Viral marketing, the compelling game, and the cause it supports are key to the site's success, WFP's Barton says.
An ad is featured on the bottom of each page, and it is these advertisers who ultimately fund the checks Breen writes to the WFP. He is looking into Google ads and hiring an ad agency to run the site. Breen has specified that he wants the WFP to buy locally to support farmers in developing countries, rather than using imported food, which tends to depress local crop prices.
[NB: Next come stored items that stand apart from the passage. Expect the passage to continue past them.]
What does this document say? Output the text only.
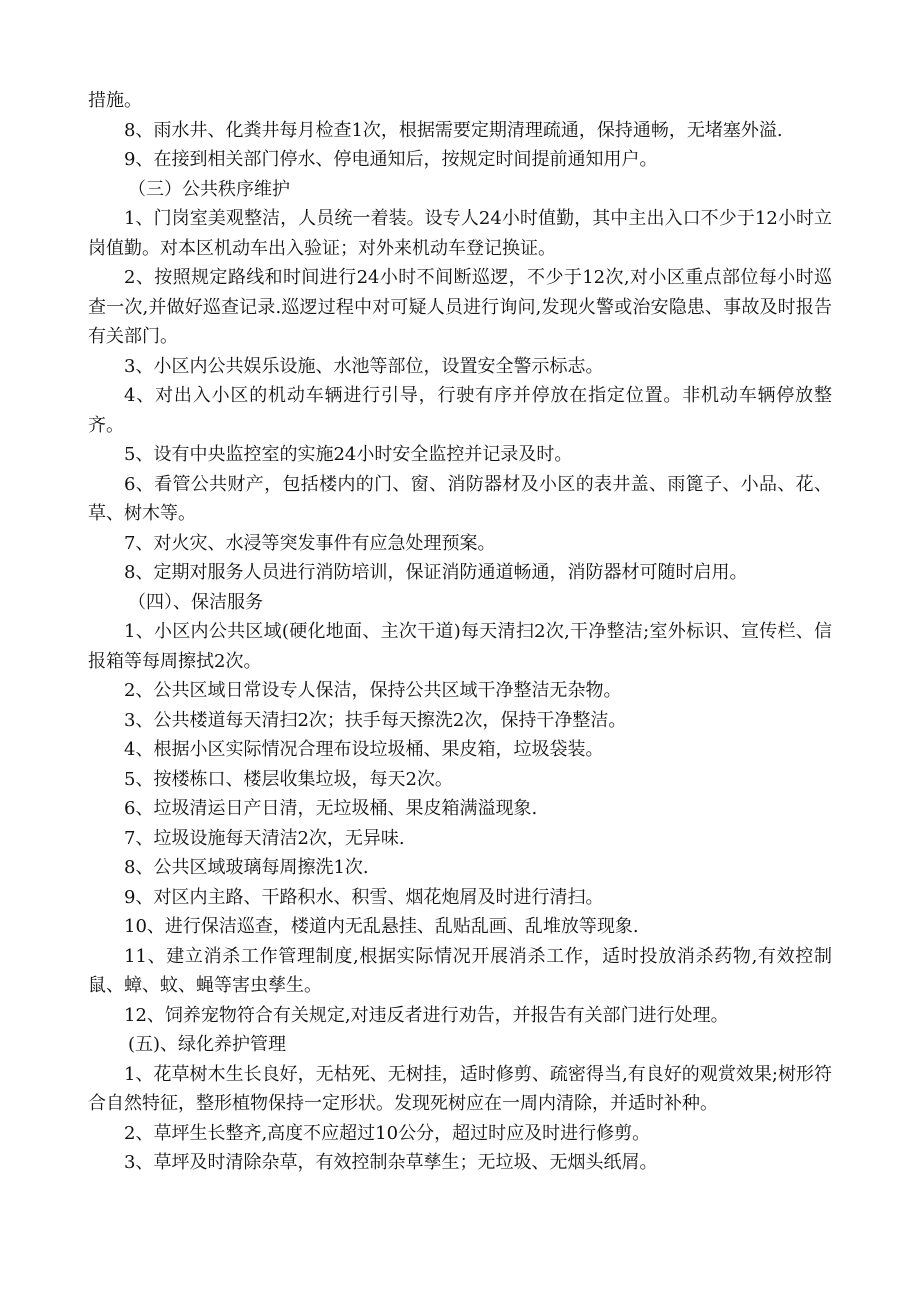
措施。

8、雨水井、化粪井每月检查1次，根据需要定期清理疏通，保持通畅，无堵塞外溢.

9、在接到相关部门停水、停电通知后，按规定时间提前通知用户。

（三）公共秩序维护

1、门岗室美观整洁，人员统一着装。设专人24小时值勤，其中主出入口不少于12小时立岗值勤。对本区机动车出入验证；对外来机动车登记换证。

2、按照规定路线和时间进行24小时不间断巡逻，不少于12次,对小区重点部位每小时巡查一次,并做好巡查记录.巡逻过程中对可疑人员进行询问,发现火警或治安隐患、事故及时报告有关部门。

3、小区内公共娱乐设施、水池等部位，设置安全警示标志。

4、对出入小区的机动车辆进行引导，行驶有序并停放在指定位置。非机动车辆停放整齐。

5、设有中央监控室的实施24小时安全监控并记录及时。

6、看管公共财产，包括楼内的门、窗、消防器材及小区的表井盖、雨篦子、小品、花、草、树木等。

7、对火灾、水浸等突发事件有应急处理预案。

8、定期对服务人员进行消防培训，保证消防通道畅通，消防器材可随时启用。

（四）、保洁服务

1、小区内公共区域(硬化地面、主次干道)每天清扫2次,干净整洁;室外标识、宣传栏、信报箱等每周擦拭2次。

2、公共区域日常设专人保洁，保持公共区域干净整洁无杂物。

3、公共楼道每天清扫2次；扶手每天擦洗2次，保持干净整洁。

4、根据小区实际情况合理布设垃圾桶、果皮箱，垃圾袋装。

5、按楼栋口、楼层收集垃圾，每天2次。

6、垃圾清运日产日清，无垃圾桶、果皮箱满溢现象.

7、垃圾设施每天清洁2次，无异味.

8、公共区域玻璃每周擦洗1次.

9、对区内主路、干路积水、积雪、烟花炮屑及时进行清扫。

10、进行保洁巡查，楼道内无乱悬挂、乱贴乱画、乱堆放等现象.

11、建立消杀工作管理制度,根据实际情况开展消杀工作，适时投放消杀药物,有效控制鼠、蟑、蚊、蝇等害虫孳生。

12、饲养宠物符合有关规定,对违反者进行劝告，并报告有关部门进行处理。

(五)、绿化养护管理

1、花草树木生长良好，无枯死、无树挂，适时修剪、疏密得当,有良好的观赏效果;树形符合自然特征，整形植物保持一定形状。发现死树应在一周内清除，并适时补种。

2、草坪生长整齐,高度不应超过10公分，超过时应及时进行修剪。

3、草坪及时清除杂草，有效控制杂草孳生；无垃圾、无烟头纸屑。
Breen has already sent $113,000 to the WFP and will send more in increments of $10,000 to $15,000 as advertising dollars roll in, Barton says. Breen says he sends all profits to the WFP, and the site has no political or religious affiliation. He donates his time and pays the cost of leasing the site's servers himself. "Some people like to give money to their colleges or whatever," he writes by e-mail, "and this I what I prefer to do with it."
Although Breen spent a considerable amount of time getting the site up and running (not to mention inputting more than 10,000 vocabulary words), he suspects the site can "pretty much run itself" once an ad agency can oversee the ads. He's also hiring a lexicographer to input in some more unusual words so that players won't run out of challenges.
He also operates Poverty.com, which is linked to and promoted by Freerice.com. Poverty.com is an informational site about hunger and includes a tally of the estimated number of deaths from hunger every day – an average he puts at 25,000. Breen also encourages visitors to print and sign a form letter to their governments to encourage them to allocate 0.7 percent of annual income to poverty relief. (The United States, for example, currently gives 0.17 percent.)
Hunger is an increasingly difficult issue for Americans to identify with, Barton says, "with obesity getting so much attention in the media."
"People have this pent-up urge to help. They want to be active if you give them the opportunity," Breen says.